Interpretive Summary: There are numerous publications that tested sorption of heavy metals in the presence of soil amendments such as biochar and apatite. However, it is unknown how heavy metal speciation impacts the uptake by food crops, and the accumulation in different plant parts. In addition, heavy metals could adversely impact the uptake of beneficial elements such as calcium and silicon. Results in this study indicated that phosphorus (in apatite), rather than carbon (in biochar) amendment offers beneficial accumulation of structural elements, while mitigating the metal toxicity.

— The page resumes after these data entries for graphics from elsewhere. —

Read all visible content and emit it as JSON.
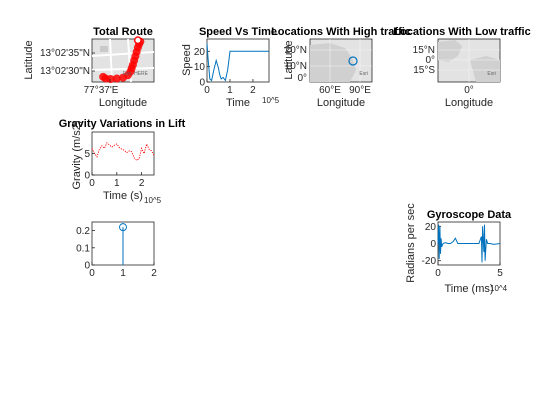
{
  "colors": {
    "line": "#0072BD",
    "route": "#FF0000",
    "map_land": "#d8d8d8",
    "map_bg": "#e3e3e3"
  },
  "chart_data": [
    {
      "id": "total-route",
      "type": "scatter",
      "title": "Total Route",
      "xlabel": "Longitude",
      "ylabel": "Latitude",
      "xticks": [
        "77°37'E"
      ],
      "yticks": [
        "13°02'35\"N",
        "13°02'30\"N"
      ],
      "basemap_text": "Esri, HERE",
      "route": [
        [
          0.18,
          0.88
        ],
        [
          0.22,
          0.92
        ],
        [
          0.3,
          0.93
        ],
        [
          0.4,
          0.92
        ],
        [
          0.5,
          0.9
        ],
        [
          0.58,
          0.84
        ],
        [
          0.62,
          0.76
        ],
        [
          0.64,
          0.68
        ],
        [
          0.66,
          0.6
        ],
        [
          0.68,
          0.5
        ],
        [
          0.7,
          0.4
        ],
        [
          0.72,
          0.3
        ],
        [
          0.74,
          0.2
        ],
        [
          0.76,
          0.12
        ],
        [
          0.78,
          0.06
        ],
        [
          0.74,
          0.03
        ]
      ]
    },
    {
      "id": "speed",
      "type": "line",
      "title": "Speed Vs Time",
      "xlabel": "Time",
      "ylabel": "Speed",
      "x_exponent": "10^5",
      "xlim": [
        0,
        2.7
      ],
      "ylim": [
        0,
        28
      ],
      "xticks": [
        0,
        1,
        2
      ],
      "yticks": [
        0,
        10,
        20
      ],
      "x": [
        0,
        0.05,
        0.12,
        0.2,
        0.3,
        0.4,
        0.5,
        0.55,
        0.62,
        0.7,
        0.8,
        0.9,
        1.0,
        1.1,
        1.2,
        1.4,
        1.7,
        2.0,
        2.4,
        2.7
      ],
      "y": [
        25,
        15,
        2,
        1,
        8,
        14,
        9,
        5,
        2,
        3,
        1,
        8,
        20,
        20,
        20,
        20,
        20,
        20,
        20,
        20
      ]
    },
    {
      "id": "high-traffic",
      "type": "scatter",
      "title": "Locations With High traffic",
      "xlabel": "Longitude",
      "ylabel": "Latitude",
      "xticks": [
        "60°E",
        "90°E"
      ],
      "yticks": [
        "20°N",
        "10°N",
        "0°"
      ],
      "basemap_text": "Esri",
      "points": [
        [
          78,
          13
        ]
      ]
    },
    {
      "id": "low-traffic",
      "type": "scatter",
      "title": "Locations With Low traffic",
      "xlabel": "Longitude",
      "ylabel": "Latitude",
      "xticks": [
        "0°"
      ],
      "yticks": [
        "15°N",
        "0°",
        "15°S"
      ],
      "basemap_text": "Esri",
      "points": []
    },
    {
      "id": "gravity",
      "type": "line",
      "title": "Gravity Variations in Lift",
      "xlabel": "Time (s)",
      "ylabel": "Gravity (m/s2)",
      "x_exponent": "10^5",
      "xlim": [
        0,
        2.5
      ],
      "ylim": [
        0,
        10
      ],
      "xticks": [
        0,
        1,
        2
      ],
      "yticks": [
        0,
        5
      ],
      "x": [
        0,
        0.1,
        0.2,
        0.3,
        0.4,
        0.5,
        0.6,
        0.7,
        0.8,
        0.9,
        1.0,
        1.1,
        1.2,
        1.3,
        1.4,
        1.5,
        1.6,
        1.7,
        1.8,
        1.9,
        2.0,
        2.1,
        2.2,
        2.3,
        2.4,
        2.5
      ],
      "y": [
        6.2,
        5.0,
        4.2,
        6.0,
        6.8,
        6.2,
        7.5,
        7.0,
        6.5,
        6.9,
        7.2,
        6.4,
        6.0,
        5.8,
        5.2,
        5.6,
        5.4,
        4.0,
        3.4,
        3.8,
        6.2,
        5.0,
        7.2,
        6.0,
        5.6,
        4.6
      ]
    },
    {
      "id": "stem",
      "type": "stem",
      "title": "",
      "xlabel": "",
      "ylabel": "",
      "xlim": [
        0,
        2
      ],
      "ylim": [
        0,
        0.25
      ],
      "xticks": [
        0,
        1,
        2
      ],
      "yticks": [
        0,
        0.1,
        0.2
      ],
      "x": [
        1
      ],
      "y": [
        0.22
      ]
    },
    {
      "id": "gyroscope",
      "type": "line",
      "title": "Gyroscope Data",
      "xlabel": "Time (ms)",
      "ylabel": "Radians per sec",
      "x_exponent": "10^4",
      "xlim": [
        0,
        5
      ],
      "ylim": [
        -25,
        25
      ],
      "xticks": [
        0,
        5
      ],
      "yticks": [
        -20,
        0,
        20
      ],
      "x": [
        0,
        0.05,
        0.1,
        0.15,
        0.2,
        0.25,
        0.3,
        0.4,
        0.6,
        0.8,
        1.0,
        1.2,
        1.4,
        1.5,
        1.6,
        1.8,
        2.0,
        2.5,
        3.0,
        3.3,
        3.5,
        3.55,
        3.6,
        3.7,
        3.75,
        3.8,
        3.9,
        4.0,
        4.2,
        4.5,
        5.0
      ],
      "y": [
        0,
        22,
        -18,
        20,
        -12,
        6,
        -4,
        0,
        1,
        0,
        0,
        2,
        6,
        3,
        0,
        0,
        0,
        0,
        0,
        0,
        8,
        -22,
        20,
        -10,
        22,
        -20,
        5,
        0,
        0,
        -1,
        0
      ]
    }
  ]
}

Technical Abstract: Phytotoxicity of cadmium (Cd) and its trophic transfer along a terrestrial food chain have been extensively investigated. However, few studies focused on the role of amendments on the trophic transfer of Cd and associated nutrient elements. In a 60-day pot experiment, soil Cd availability, accumulation of Cd, Ca and Si in lettuce, and subsequent trophic transfer along lettuce-snail system were investigated with or without 3% (w/w) soil amendment (biochar or µHAP). Soil CaCl2 extractable Cd (CdCaCl2) contents decreased by both amendments. The µHAP increased the Freundlich adsorption capacity of Cd2+ to a greater extent (15.9 mmol/kg) than biochar (12.6 mmol/kg). Cd, Ca and Si accumulation in lettuce tissues (roots and shoots) varied with amendment species and soil Cd levels. Linear regression analysis showed that root Cd contents are negatively correlated with root Ca and Si contents (R2 = 0.962, p < 0.05). After 15 days snail feeding, nearly 90% content of Cd was found in snail viscera, while nearly 95% content of Ca was found in snail shells. Contents of Si distributed equally in snail tissues. Biomaganification of Cd, Ca and Si (TF > 1) was found in lettuce shoot - snail viscera system. Opposite tendency of TF values between Cd and nutrient elements (Ca and Si) from shoots to snail tissues indicated that µHAP, rather than biochar, amendment is applicable to remediate soil Cd contamination in our study.